Hemşirelik bölümü son sınıf öğrencisi olan 22 yaşındaki Ayşe Tokyaz’ın cansız bedeni, 13 Temmuz'da Eyüpsultan’da yol kenarına bırakılmış bir valizin içinde bulundu. Tokyaz bir süre ilişki yaşadığı eski polis memuru C.K. tarafından alıkonuldu ve işkenceye maruz bırakıldı. Günlerdir kendisinden haber alınamayan genç kadının, öldürüldükten sonra parçalanarak valize konduğu ortaya çıktı.

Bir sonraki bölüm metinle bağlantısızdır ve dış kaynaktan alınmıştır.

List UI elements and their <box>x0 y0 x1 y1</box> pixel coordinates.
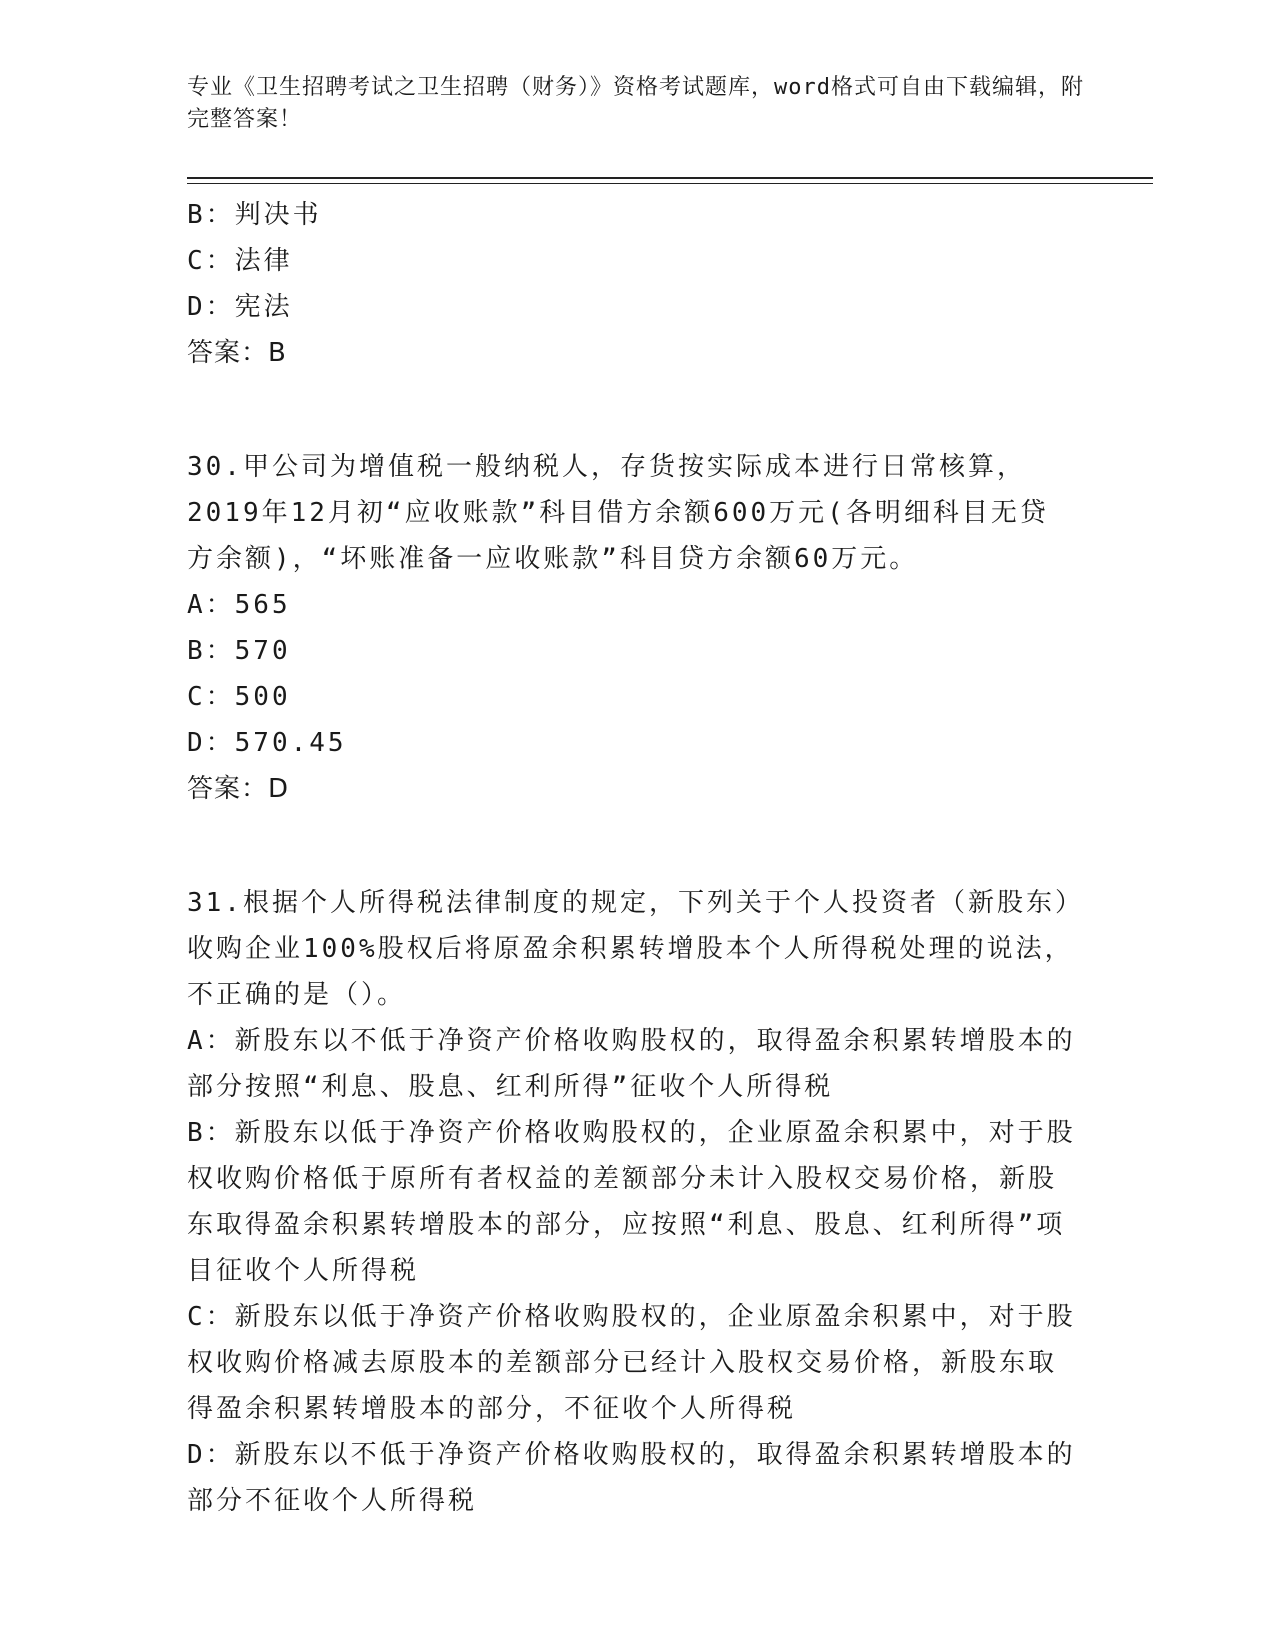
question-30-stem: 30.甲公司为增值税一般纳税人，存货按实际成本进行日常核算，2019年12月初“应收账款”科目借方余额600万元(各明细科目无贷方余额)，“坏账准备一应收账款”科目贷方余额60万元。 <box>187 452 1049 574</box>
option-c: C：法律 <box>187 246 293 276</box>
option-d: D：宪法 <box>187 292 293 322</box>
option-b: B：新股东以低于净资产价格收购股权的，企业原盈余积累中，对于股权收购价格低于原所有者权益的差额部分未计入股权交易价格，新股东取得盈余积累转增股本的部分，应按照“利息、股息、红利所得”项目征收个人所得税 <box>187 1118 1076 1286</box>
option-a: A：新股东以不低于净资产价格收购股权的，取得盈余积累转增股本的部分按照“利息、股息、红利所得”征收个人所得税 <box>187 1026 1076 1102</box>
option-d: D：新股东以不低于净资产价格收购股权的，取得盈余积累转增股本的部分不征收个人所得税 <box>187 1440 1076 1516</box>
answer-29: 答案：B <box>187 338 287 368</box>
answer-30: 答案：D <box>187 774 290 804</box>
option-b: B：570 <box>187 636 291 666</box>
option-a: A：565 <box>187 590 291 620</box>
spacer <box>187 812 1077 880</box>
question-30-options <box>187 582 1077 766</box>
spacer <box>187 376 1077 444</box>
document-header: 专业《卫生招聘考试之卫生招聘（财务）》资格考试题库，word格式可自由下载编辑，附完整答案！ <box>187 75 1084 132</box>
document-body <box>187 192 1077 1524</box>
question-31-stem: 31.根据个人所得税法律制度的规定，下列关于个人投资者（新股东）收购企业100%股权后将原盈余积累转增股本个人所得税处理的说法，不正确的是（）。 <box>187 888 1074 1010</box>
header-rule-thin <box>187 183 1153 184</box>
option-c: C：500 <box>187 682 291 712</box>
option-c: C：新股东以低于净资产价格收购股权的，企业原盈余积累中，对于股权收购价格减去原股本的差额部分已经计入股权交易价格，新股东取得盈余积累转增股本的部分，不征收个人所得税 <box>187 1302 1076 1424</box>
question-31-options <box>187 1018 1077 1524</box>
option-b: B：判决书 <box>187 200 322 230</box>
question-29-options <box>187 192 1077 330</box>
header-rule-thick <box>187 177 1153 179</box>
option-d: D：570.45 <box>187 728 347 758</box>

Kadınların Hayatı Erkek Şiddetiyle Son Buluyor
Ayşe Tokyaz cinayeti, Türkiye’de kadınların nasıl sistematik şekilde erkek şiddetine maruz bırakıldığını bir kez daha gözler önüne serdi. Genç kadının ikiz kardeşi Esra Tokyaz, olaydan önce yaşananları şöyle anlattı:
“Eve gittim, C.K. kapıyı tutuyordu. Ayşe nerede? diye sordum. ‘Onu AVM’ye bıraktım’ dedi ama ayakkabıları içerideydi. Çarşamba günü gözleri mosmor bir şekilde gördüm onu. Yanında biri vardı, onunla birlikte çıkamadı. Cuma günü karakola gidip ifade verdim. Kardeşimi ancak adli tıpta gördüm, kimseye göstermedim. Annemi bile yaklaştırmadım. Tanınmaz haldeydi.”
“Kadınlar Parçalanarak Öldürülüyor, Ne Bekliyorsunuz?”

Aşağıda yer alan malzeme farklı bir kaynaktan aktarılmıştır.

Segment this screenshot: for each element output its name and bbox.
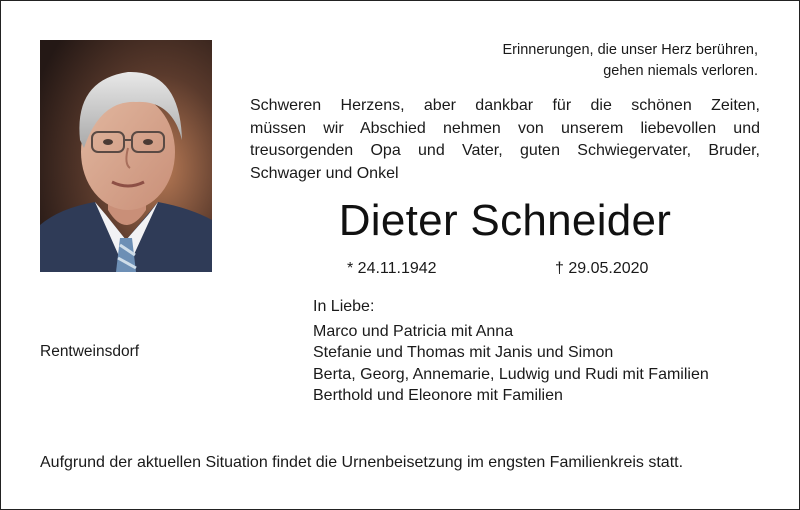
mourners-list [313,296,709,407]
quote-line: gehen niemals verloren. [603,63,758,79]
intro-text [250,95,760,185]
location: Rentweinsdorf [40,343,140,360]
mourners-label: In Liebe: [313,298,375,315]
death-date: † 29.05.2020 [555,260,649,277]
intro-line: Schwager und Onkel [250,164,399,182]
mourner-line: Marco und Patricia mit Anna [313,322,514,340]
intro-line: treusorgenden Opa und Vater, guten Schwiegervater, Bruder, [250,142,760,159]
birth-date: * 24.11.1942 [347,260,437,277]
quote-line: Erinnerungen, die unser Herz berühren, [502,42,758,58]
intro-line: müssen wir Abschied nehmen von unserem liebevollen und [250,119,760,137]
mourner-line: Stefanie und Thomas mit Janis und Simon [313,344,614,361]
intro-line: Schweren Herzens, aber dankbar für die schönen Zeiten, [250,97,760,114]
mourner-line: Berta, Georg, Annemarie, Ludwig und Rudi mit Familien [313,365,709,383]
memorial-quote [400,40,758,82]
deceased-name: Dieter Schneider [338,196,672,245]
mourner-line: Berthold und Eleonore mit Familien [313,387,563,404]
portrait-photo [40,40,212,272]
funeral-note: Aufgrund der aktuellen Situation findet die Urnenbeisetzung im engsten Familienkreis statt. [40,454,684,471]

Cinayet sonrası siyaset cephesinden de tepkiler geldi. CHP Genel Başkan Yardımcısı Aylin Nazlıaka, Tokyaz’ın ölümüne ilişkin Küçükçekmece Adliyesi önünde açıklama yaptı. Ailesinin avukatlarıyla birlikte açıklama yapan Nazlıaka, kadın cinayetlerinin geldiği boyuta dikkat çekerek şu ifadeleri kullandı:
“Türkiye’de artık kadınlar parçalanarak öldürülüyor. Bu bir cinskırımdır. Aile ve Sosyal Hizmetler Bakanı Mahinur Özdemir Göktaş’a sesleniyorum: Siz hâlâ neyi bekliyorsunuz?”
CHP Kadın Kolları Genel Başkanı ve Osmaniye Milletvekili Dr. Asu Kaya da TBMM Genel Kurulu’nda yaptığı konuşmada Bakan Götaş'a seslenerek, “Tarihe kadınların çığlığını duymayan bir bakan olarak geçeceksiniz!” sözleriyle iktidarın sessizliğine tepki gösterdi.

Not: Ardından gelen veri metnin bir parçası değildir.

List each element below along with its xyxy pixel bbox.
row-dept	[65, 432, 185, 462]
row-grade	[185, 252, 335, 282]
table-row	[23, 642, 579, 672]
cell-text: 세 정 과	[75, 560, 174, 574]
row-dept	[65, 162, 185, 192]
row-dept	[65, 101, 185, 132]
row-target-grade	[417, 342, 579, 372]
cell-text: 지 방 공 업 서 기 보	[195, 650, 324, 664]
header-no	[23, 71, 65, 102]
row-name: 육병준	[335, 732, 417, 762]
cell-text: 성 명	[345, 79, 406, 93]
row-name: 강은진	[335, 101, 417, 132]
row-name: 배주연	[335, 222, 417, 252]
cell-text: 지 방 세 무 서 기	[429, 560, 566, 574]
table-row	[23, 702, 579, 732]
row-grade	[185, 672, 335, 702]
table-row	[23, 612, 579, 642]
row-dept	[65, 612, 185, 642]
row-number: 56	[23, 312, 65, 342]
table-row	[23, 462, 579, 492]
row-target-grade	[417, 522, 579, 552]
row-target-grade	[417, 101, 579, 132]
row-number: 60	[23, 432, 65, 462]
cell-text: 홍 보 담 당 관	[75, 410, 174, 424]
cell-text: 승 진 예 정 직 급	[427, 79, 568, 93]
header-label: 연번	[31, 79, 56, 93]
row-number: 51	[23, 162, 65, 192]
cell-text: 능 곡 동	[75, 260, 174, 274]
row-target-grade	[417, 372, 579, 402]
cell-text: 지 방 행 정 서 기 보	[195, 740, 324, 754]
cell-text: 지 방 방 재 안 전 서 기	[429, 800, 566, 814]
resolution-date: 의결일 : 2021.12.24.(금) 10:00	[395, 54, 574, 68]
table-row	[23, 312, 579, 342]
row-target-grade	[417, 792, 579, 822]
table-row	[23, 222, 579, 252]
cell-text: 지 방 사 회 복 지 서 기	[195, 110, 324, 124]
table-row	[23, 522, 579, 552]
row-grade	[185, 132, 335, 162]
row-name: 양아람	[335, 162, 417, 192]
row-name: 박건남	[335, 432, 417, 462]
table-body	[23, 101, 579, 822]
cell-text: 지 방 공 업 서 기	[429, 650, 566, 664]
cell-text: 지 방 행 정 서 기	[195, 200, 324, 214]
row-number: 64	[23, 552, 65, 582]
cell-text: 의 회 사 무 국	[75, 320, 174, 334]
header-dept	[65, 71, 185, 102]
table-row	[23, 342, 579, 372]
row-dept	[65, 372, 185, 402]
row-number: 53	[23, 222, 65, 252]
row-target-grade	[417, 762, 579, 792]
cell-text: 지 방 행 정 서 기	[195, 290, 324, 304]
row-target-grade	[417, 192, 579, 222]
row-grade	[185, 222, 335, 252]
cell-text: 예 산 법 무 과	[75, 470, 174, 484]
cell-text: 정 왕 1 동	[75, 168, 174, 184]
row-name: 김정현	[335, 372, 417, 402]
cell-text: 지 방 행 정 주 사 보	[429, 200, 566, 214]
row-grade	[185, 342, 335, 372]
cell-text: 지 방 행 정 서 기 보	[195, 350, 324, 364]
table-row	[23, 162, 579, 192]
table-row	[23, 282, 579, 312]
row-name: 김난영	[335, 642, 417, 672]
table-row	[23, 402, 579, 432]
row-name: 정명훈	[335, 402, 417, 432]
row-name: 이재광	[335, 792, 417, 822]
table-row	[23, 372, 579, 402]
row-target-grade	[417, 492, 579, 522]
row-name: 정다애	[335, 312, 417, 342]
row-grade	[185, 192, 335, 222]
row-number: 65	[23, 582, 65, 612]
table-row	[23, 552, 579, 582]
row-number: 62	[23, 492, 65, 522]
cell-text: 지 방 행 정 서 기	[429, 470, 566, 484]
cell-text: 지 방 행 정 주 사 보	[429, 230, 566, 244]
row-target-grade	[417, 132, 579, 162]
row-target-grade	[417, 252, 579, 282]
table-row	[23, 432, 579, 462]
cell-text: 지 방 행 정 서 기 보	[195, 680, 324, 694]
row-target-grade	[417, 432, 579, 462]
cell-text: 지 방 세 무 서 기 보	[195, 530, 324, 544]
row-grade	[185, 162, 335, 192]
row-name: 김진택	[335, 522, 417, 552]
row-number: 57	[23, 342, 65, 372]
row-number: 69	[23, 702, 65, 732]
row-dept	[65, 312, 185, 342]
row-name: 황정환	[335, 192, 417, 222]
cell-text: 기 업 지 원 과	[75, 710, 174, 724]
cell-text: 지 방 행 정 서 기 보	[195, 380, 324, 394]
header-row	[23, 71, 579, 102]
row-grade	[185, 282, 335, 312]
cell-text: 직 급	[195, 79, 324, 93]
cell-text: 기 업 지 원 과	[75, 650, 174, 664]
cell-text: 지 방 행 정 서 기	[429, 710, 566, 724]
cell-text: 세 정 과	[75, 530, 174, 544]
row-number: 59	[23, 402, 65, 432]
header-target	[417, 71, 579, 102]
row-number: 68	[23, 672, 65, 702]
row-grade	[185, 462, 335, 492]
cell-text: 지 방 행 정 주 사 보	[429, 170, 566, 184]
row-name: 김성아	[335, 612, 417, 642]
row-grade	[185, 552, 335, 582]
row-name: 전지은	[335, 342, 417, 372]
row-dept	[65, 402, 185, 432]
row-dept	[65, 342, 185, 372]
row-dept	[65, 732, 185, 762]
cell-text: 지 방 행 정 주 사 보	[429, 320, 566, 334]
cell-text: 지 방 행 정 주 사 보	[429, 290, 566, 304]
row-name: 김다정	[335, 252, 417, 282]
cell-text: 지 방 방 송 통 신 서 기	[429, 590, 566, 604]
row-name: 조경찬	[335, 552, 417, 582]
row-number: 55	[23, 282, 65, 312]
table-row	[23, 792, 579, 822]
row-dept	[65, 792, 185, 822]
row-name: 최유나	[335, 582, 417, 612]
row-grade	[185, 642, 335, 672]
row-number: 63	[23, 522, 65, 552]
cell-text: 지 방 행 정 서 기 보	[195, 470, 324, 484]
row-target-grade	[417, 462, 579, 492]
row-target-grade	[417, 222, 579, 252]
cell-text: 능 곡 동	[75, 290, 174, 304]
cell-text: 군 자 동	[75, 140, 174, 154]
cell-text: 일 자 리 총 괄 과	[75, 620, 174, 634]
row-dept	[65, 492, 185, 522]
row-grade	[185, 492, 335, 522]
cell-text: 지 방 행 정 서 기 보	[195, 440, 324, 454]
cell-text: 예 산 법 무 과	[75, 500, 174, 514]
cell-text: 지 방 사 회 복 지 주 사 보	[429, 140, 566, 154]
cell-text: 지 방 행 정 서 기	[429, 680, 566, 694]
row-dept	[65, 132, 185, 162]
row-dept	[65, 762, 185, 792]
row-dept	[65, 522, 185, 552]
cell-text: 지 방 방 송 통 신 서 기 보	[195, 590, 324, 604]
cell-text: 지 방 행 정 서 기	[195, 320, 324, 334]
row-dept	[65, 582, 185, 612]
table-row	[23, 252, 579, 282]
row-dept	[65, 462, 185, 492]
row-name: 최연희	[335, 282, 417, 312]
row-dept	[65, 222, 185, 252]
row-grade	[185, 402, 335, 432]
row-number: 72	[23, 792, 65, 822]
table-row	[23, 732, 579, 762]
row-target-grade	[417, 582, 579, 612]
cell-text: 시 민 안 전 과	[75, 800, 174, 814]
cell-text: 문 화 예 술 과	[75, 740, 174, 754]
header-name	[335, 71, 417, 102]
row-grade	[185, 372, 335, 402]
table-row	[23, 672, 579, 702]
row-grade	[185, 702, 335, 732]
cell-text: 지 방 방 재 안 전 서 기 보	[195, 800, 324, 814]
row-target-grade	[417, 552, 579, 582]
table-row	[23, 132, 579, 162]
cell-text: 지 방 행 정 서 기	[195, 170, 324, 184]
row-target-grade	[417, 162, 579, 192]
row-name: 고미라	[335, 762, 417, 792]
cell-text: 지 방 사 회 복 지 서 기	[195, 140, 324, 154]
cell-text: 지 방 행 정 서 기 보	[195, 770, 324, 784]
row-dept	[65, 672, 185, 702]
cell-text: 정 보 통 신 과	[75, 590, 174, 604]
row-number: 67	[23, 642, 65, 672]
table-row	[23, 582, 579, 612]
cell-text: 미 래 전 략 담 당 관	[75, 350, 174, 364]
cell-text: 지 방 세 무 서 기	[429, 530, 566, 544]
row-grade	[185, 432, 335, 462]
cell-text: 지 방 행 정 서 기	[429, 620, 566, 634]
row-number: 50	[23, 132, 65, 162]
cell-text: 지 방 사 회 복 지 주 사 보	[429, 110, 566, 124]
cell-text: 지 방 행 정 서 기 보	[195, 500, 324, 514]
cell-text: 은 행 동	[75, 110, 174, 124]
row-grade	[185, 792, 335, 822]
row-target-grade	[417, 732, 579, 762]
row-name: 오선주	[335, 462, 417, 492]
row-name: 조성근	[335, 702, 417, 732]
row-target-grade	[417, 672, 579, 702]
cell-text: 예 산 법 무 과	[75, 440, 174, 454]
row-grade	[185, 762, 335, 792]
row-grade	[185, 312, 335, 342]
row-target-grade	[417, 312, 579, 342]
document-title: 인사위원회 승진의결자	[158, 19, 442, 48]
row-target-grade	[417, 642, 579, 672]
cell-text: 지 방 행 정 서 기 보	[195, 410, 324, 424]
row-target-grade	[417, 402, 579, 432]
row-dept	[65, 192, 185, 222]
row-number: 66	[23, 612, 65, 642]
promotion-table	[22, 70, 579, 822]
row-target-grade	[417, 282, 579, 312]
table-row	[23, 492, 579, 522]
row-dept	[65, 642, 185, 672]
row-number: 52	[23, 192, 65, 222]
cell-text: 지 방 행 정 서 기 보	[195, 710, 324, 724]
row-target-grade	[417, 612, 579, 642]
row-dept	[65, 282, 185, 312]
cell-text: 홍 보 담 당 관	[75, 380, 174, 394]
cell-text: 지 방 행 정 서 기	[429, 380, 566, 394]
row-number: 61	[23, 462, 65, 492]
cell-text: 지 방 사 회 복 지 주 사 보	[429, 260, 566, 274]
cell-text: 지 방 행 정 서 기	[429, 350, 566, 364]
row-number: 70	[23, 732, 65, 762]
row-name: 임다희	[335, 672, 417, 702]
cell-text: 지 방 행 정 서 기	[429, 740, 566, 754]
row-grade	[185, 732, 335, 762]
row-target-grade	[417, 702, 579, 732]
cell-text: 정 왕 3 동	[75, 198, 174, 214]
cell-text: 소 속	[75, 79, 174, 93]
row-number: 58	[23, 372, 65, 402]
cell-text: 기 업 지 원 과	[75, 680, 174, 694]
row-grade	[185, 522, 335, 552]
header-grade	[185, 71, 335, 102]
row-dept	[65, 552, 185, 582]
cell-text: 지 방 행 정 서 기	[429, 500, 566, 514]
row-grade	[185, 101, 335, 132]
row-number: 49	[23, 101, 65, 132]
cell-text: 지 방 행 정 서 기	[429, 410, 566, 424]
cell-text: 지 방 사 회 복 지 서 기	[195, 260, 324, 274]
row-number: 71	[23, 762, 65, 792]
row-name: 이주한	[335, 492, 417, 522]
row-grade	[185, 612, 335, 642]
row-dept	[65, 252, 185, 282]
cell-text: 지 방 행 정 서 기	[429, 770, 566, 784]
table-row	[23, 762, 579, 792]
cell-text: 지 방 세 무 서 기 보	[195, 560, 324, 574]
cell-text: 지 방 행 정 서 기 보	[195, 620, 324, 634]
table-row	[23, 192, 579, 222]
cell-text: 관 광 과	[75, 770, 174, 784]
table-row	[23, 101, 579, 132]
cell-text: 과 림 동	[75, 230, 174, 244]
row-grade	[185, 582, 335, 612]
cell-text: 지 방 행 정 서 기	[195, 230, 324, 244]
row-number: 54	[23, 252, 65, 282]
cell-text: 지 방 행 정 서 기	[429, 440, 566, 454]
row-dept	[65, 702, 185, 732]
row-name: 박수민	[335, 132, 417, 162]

Ayşe Tokyaz Cinayeti Tek Değil
Türkiye’de kadınlar evde, sokakta, okulda, çalıştıkları işyerlerinde erkek şiddetine uğruyor. Resmi ve sivil toplum verileri, her geçen gün artan kadın cinayetlerinin önlenemez bir noktaya geldiğini gösteriyor. Ayşe Tokyaz, bu sistematik şiddetin ve cezasızlık kültürünün son kurbanlarından biri oldu.
Kadın hakları savunucuları, bu tür olayların sadece birer ‘bireysel şiddet’ değil, yapısal bir sorun olduğunu vurgulayarak önleyici politikaların hayata geçirilmesini talep ediyor. İstanbul Sözleşmesi’nin yeniden yürürlüğe girmesi, koruma kararlarının etkin uygulanması ve faillere ağır cezalar verilmesi en temel beklentiler arasında yer alıyor.